Sep 26, 2018 Cyprus
AgroLabs aims to foster the production and distribution of innovative agro-food products within the framework of “B a l k a n - M e d i t e r r a n e a n”, by organizing local value chains, supporting medium-sized enterprises and producers in their development projects and creating new markets for their products.
The event was initiated with a welcoming message by Professor Andreas Anayiotos (Rector of CUT), where the need for research and dissemination of information from research programs and the role played by CUT was highlighted. CUT leads as a new and constantly evolving University with international recognition. Then, the organizer of the event and Scientific Coordinator of CUT for AgroLabs, Assistant Professor, Nikolaos Tzortzakis, briefly mentioned AgroLab’s objectives and actions. This was followed by a total of 9 talks/lectures by Dr. Kyriaki Zannettou-Panteli, Dr. Vassilis Litskas, Mrs. Rea Vassiliou, Dr. Spyridon Petropoulos, Dr. Silvana Nicola, Dr. Antonios Chrysargyris, Dr. Maria Konstantopoulou, Mrs. Panayiota Xylia and Dr. Eleni Skaltsa on issues of recognition and proper/controlled collection of Medicinal and Aromatic Plants (MAP), endemic plants in Cyprus, current situation and problems of producers and traders of MAP, traditional and intensive cultivation systems for MAP, quality of essential oils, uses against pests and mosquitoes, possibilities and prospects for exploitation in the pharmaceutical industry and cosmetics. A public reception and discussion were followed.
Key findings/outcomes from the event:
A lot of attention and identification of MAP collected in the countryside is required.

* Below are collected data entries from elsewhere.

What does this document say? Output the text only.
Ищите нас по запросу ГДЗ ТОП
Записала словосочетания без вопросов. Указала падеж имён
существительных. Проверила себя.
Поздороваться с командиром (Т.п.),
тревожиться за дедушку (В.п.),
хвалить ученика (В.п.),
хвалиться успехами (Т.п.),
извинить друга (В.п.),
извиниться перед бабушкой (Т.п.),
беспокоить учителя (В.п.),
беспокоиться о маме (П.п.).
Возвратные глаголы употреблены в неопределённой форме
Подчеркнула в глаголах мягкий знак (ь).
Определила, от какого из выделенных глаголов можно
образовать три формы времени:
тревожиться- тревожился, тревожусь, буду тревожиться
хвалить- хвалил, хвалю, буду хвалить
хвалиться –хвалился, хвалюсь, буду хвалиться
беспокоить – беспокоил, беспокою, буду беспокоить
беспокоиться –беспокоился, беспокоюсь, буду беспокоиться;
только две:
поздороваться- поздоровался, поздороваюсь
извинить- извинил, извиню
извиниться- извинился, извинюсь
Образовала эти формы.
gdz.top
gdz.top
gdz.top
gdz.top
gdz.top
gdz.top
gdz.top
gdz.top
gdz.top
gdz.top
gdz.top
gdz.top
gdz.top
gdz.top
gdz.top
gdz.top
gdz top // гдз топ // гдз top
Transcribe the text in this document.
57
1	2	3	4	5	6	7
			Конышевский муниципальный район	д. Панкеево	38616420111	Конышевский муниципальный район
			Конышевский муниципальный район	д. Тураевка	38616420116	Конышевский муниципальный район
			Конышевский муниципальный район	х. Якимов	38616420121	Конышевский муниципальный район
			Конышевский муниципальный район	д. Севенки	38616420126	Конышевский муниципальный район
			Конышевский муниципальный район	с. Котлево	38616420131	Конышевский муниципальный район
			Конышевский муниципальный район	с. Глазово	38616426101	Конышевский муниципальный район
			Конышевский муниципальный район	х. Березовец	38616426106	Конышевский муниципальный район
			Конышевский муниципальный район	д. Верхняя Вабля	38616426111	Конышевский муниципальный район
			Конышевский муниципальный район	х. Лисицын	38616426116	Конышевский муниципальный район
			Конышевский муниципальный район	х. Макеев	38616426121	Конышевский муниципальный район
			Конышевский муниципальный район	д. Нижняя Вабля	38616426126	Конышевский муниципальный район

The indiscriminate collection of MAP degrades the biodiversity of a region.
Cyprus has a rich biodiversity in MAP and actions should be performed for the reconstruction and preservation of MAP.
A medicinal plant is not always an aromatic plant and vice versa.
Pharmaceutical and cosmetics industries require products and essential oils of stable and controlled composition, minimizing the batch to batch variation. The uncontrolled collection of MAP in the countryside does not lead in this direction.
Producers face problems for the proper cultivation and utilization of MAP.
The applications of MAP cultivation are numerous, enabling market expansion and utilization thereof.
Intensive cultivation systems of MAP, including hydroponics, can utilize non-fertile soils, while saving water and fertilizers and improving and controlling the quality of MAP and their products.
The high attendance at the Workshop signals the need of the public for further information/training and CUT can lead in this direction.”